In the following decades, petty-bourgeois quacks have repeatedly promised to resolve the crisis of capitalism with recipes similar to those put forward by Sahra Wagenknecht.

In the 20th century, the Nazis used the petty-bourgeois criticism of capitalism to mobilise the ruined middle classes against the socialist workers movement. They combined criticism of finance capital with anti-Semitism, postulated the antagonism between “rapacious and creative capital” and demanded the “breaking of interest slavery.”

Once in power, the Nazis proved themselves to be dependable stooges of finance capital. The combination of National Socialism and anti-Semitism with the criticism of capitalism, which was especially pronounced in the Strasser faction of the party, was directed above all against the influence of Marxism and its international, socialist perspective on the workers movement.

The Marxist answer to the global crisis of capitalism bases itself on the international working class. “The international working class is the social force that objectively constitutes the mass base for world socialist revolution, which signifies an end to the nation-state system as a whole and the establishment of a global economy based on equality and scientific planning,” as the statement “Socialism and the Fight Against War” of the International Committee of the Fourth International explains. “Imperialism seeks to save the capitalist order through war. The working class seeks to resolve the global crisis through social revolution.”

Wagenknecht completely rejects this perspective. This is no misunderstanding. She and the Left Party speak for sections of the state apparatus, the union bureaucracy and wealthy layers of the middle classes, who fear a social movement from below much more than the rise of the right wing.

Oskar Lafontaine, whom Wagenknecht is politically close to and whom she recently married, was a leading figure in the SPD and in government for 40 years. He saw it as the task of the SPD to defuse social conflicts and suppress open class struggle. He left the party because it was no longer in a position to play this role on account of the policies of Gerhard Schröder. Wagenknecht herself was the spokesperson of the Stalinist “Communist Platform” in the Party of Democratic Socialism (PDS) after the reunification of Germany, which justified the repression of the working class by the Stalinist regime of the GDR.

It is significant that in her most recent book she not only does not call herself a socialist, but makes no mention at all of social movements from below.
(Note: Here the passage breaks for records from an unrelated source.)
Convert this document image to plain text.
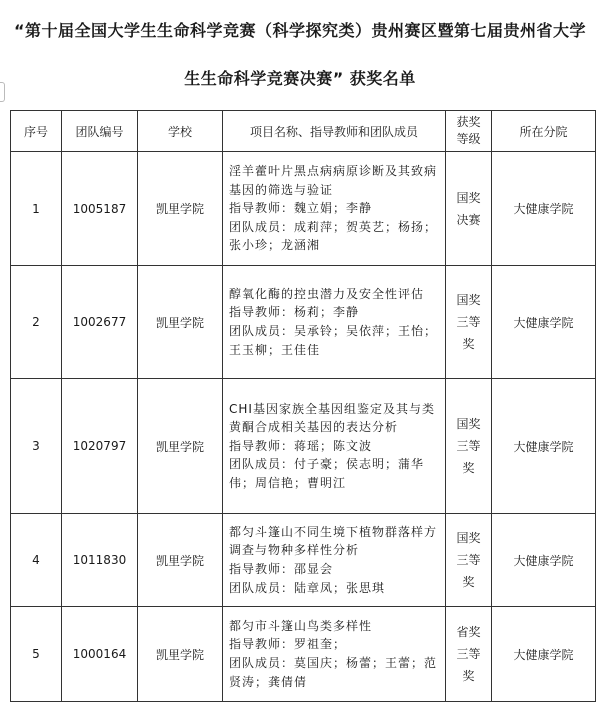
“第十届全国大学生生命科学竞赛（科学探究类）贵州赛区暨第七届贵州省大学
生生命科学竞赛决赛” 获奖名单
序号	团队编号	学校	项目名称、指导教师和团队成员	获奖等级	所在分院
1	1005187	凯里学院	淫羊藿叶片黑点病病原诊断及其致病基因的筛选与验证
指导教师：魏立娟；李静
团队成员：成莉萍；贺英艺；杨扬；张小珍；龙涵湘	国奖决赛	大健康学院
2	1002677	凯里学院	醇氧化酶的控虫潜力及安全性评估
指导教师：杨莉；李静
团队成员：吴承铃；吴依萍；王怡；王玉柳；王佳佳	国奖三等奖	大健康学院
3	1020797	凯里学院	CHI基因家族全基因组鉴定及其与类黄酮合成相关基因的表达分析
指导教师：蒋瑶；陈文波
团队成员：付子豪；侯志明；蒲华伟；周信艳；曹明江	国奖三等奖	大健康学院
4	1011830	凯里学院	都匀斗篷山不同生境下植物群落样方调查与物种多样性分析
指导教师：邵显会
团队成员：陆章凤；张思琪	国奖三等奖	大健康学院
5	1000164	凯里学院	都匀市斗篷山鸟类多样性
指导教师：罗祖奎；
团队成员：莫国庆；杨蕾；王蕾；范贤涛；龚倩倩	省奖三等奖	大健康学院
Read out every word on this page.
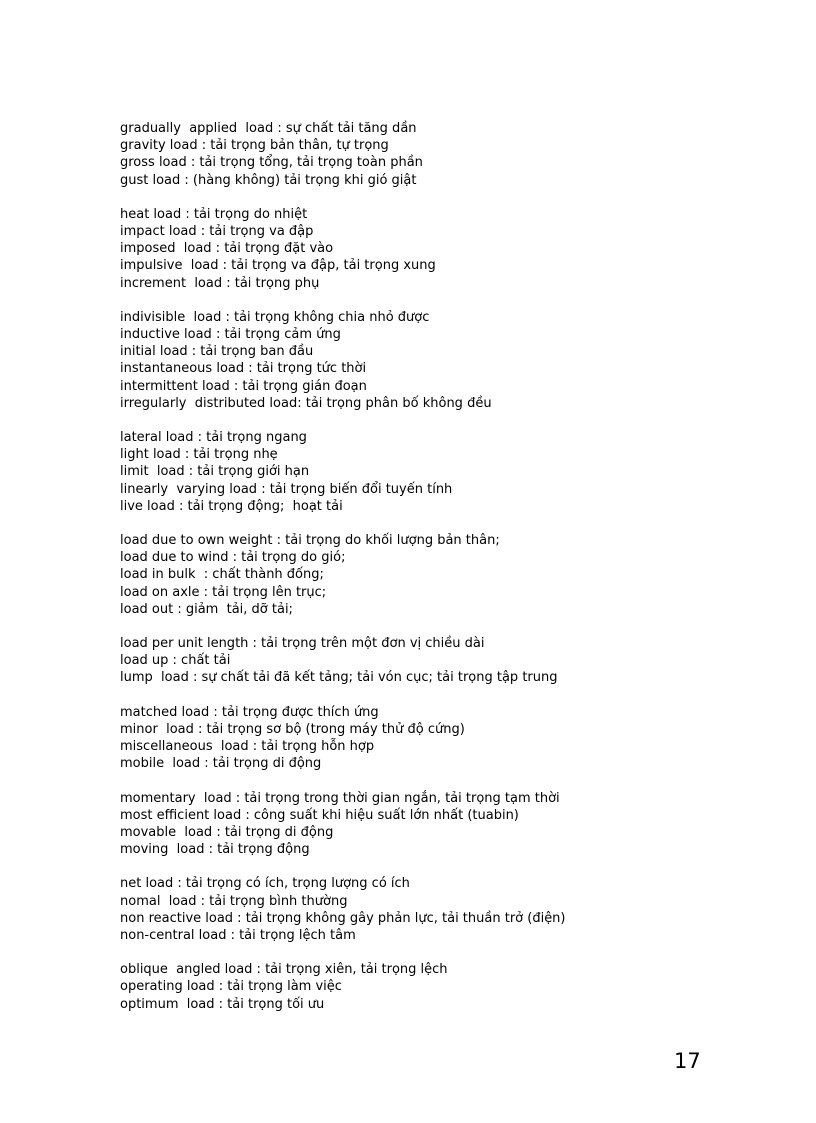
gradually  applied  load : sự chất tải tăng dần
gravity load : tải trọng bản thân, tự trọng
gross load : tải trọng tổng, tải trọng toàn phần
gust load : (hàng không) tải trọng khi gió giật
heat load : tải trọng do nhiệt
impact load : tải trọng va đập
imposed  load : tải trọng đặt vào
impulsive  load : tải trọng va đập, tải trọng xung
increment  load : tải trọng phụ
indivisible  load : tải trọng không chia nhỏ được
inductive load : tải trọng cảm ứng
initial load : tải trọng ban đầu
instantaneous load : tải trọng tức thời
intermittent load : tải trọng gián đoạn
irregularly  distributed load: tải trọng phân bố không đều
lateral load : tải trọng ngang
light load : tải trọng nhẹ
limit  load : tải trọng giới hạn
linearly  varying load : tải trọng biến đổi tuyến tính
live load : tải trọng động;  hoạt tải
load due to own weight : tải trọng do khối lượng bản thân;
load due to wind : tải trọng do gió;
load in bulk  : chất thành đống;
load on axle : tải trọng lên trục;
load out : giảm  tải, dỡ tải;
load per unit length : tải trọng trên một đơn vị chiều dài
load up : chất tải
lump  load : sự chất tải đã kết tảng; tải vón cục; tải trọng tập trung
matched load : tải trọng được thích ứng
minor  load : tải trọng sơ bộ (trong máy thử độ cứng)
miscellaneous  load : tải trọng hỗn hợp
mobile  load : tải trọng di động
momentary  load : tải trọng trong thời gian ngắn, tải trọng tạm thời
most efficient load : công suất khi hiệu suất lớn nhất (tuabin)
movable  load : tải trọng di động
moving  load : tải trọng động
net load : tải trọng có ích, trọng lượng có ích
nomal  load : tải trọng bình thường
non reactive load : tải trọng không gây phản lực, tải thuần trở (điện)
non-central load : tải trọng lệch tâm
oblique  angled load : tải trọng xiên, tải trọng lệch
operating load : tải trọng làm việc
optimum  load : tải trọng tối ưu
17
Instead, she calls on the ruling elite to turn to nationalist policies in light of growing social tensions and the increasing militarisation of German foreign policy.
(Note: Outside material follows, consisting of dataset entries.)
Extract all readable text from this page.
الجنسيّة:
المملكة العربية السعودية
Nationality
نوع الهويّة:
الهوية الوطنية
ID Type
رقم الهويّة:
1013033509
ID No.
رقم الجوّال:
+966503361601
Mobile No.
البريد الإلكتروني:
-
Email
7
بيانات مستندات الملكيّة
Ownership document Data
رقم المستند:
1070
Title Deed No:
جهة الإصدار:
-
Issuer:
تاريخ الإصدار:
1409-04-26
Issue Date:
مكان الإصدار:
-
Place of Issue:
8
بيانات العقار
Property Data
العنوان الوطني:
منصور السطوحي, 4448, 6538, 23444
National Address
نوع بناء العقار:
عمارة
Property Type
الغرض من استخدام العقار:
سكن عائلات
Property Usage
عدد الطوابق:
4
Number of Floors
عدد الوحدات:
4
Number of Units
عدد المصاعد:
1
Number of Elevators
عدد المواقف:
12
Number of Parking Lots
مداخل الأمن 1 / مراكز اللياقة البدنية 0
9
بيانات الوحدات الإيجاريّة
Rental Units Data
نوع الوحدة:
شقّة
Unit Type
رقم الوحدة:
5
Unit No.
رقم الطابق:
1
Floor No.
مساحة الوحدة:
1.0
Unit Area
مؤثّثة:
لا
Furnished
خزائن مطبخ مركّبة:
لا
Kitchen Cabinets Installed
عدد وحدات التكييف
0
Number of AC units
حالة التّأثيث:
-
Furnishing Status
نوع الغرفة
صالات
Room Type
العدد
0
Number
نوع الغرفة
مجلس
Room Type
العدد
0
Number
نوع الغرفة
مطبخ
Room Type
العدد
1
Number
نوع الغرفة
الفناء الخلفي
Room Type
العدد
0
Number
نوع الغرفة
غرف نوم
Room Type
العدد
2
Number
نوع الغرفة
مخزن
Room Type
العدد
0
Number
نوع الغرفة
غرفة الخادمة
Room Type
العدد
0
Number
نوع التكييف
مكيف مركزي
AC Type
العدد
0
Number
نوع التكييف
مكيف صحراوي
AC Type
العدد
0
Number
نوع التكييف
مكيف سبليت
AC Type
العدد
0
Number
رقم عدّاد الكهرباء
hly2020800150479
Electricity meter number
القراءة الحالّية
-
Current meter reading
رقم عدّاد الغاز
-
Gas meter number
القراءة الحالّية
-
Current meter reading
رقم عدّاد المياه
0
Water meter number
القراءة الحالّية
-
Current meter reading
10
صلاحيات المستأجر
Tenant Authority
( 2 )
In this way, Wagenknecht is also preparing a place for herself in a right-wing government, if the social and political crisis in Germany intensifies. Gregor Gysi, her predecessor at the head of the Left Party parliamentary faction, has already called for a coalition with the CDU after the election success of the AfD. The Frankfurter Allgemeine Sonntagszeitung interviewed Wagenknecht about her new book in an article headlined: “If necessary, also with Brüderle.” Brüderle is a right-wing Free Democratic Party politician whom Wagenknecht praises in her book.

In the long run, however, given the similarity of perspective, nothing stands in the way of an alliance with the AfD itself. The reactionary implications of Wagenknecht’s demand for national and economic isolation should not be underestimated. Under conditions of globalisation, which brings together billions of people in the process of production and makes them dependent on one another, it would result in an enormous economic step backwards and a massive destruction of the productive forces. It would be bound up with the sharpening of international tensions and war.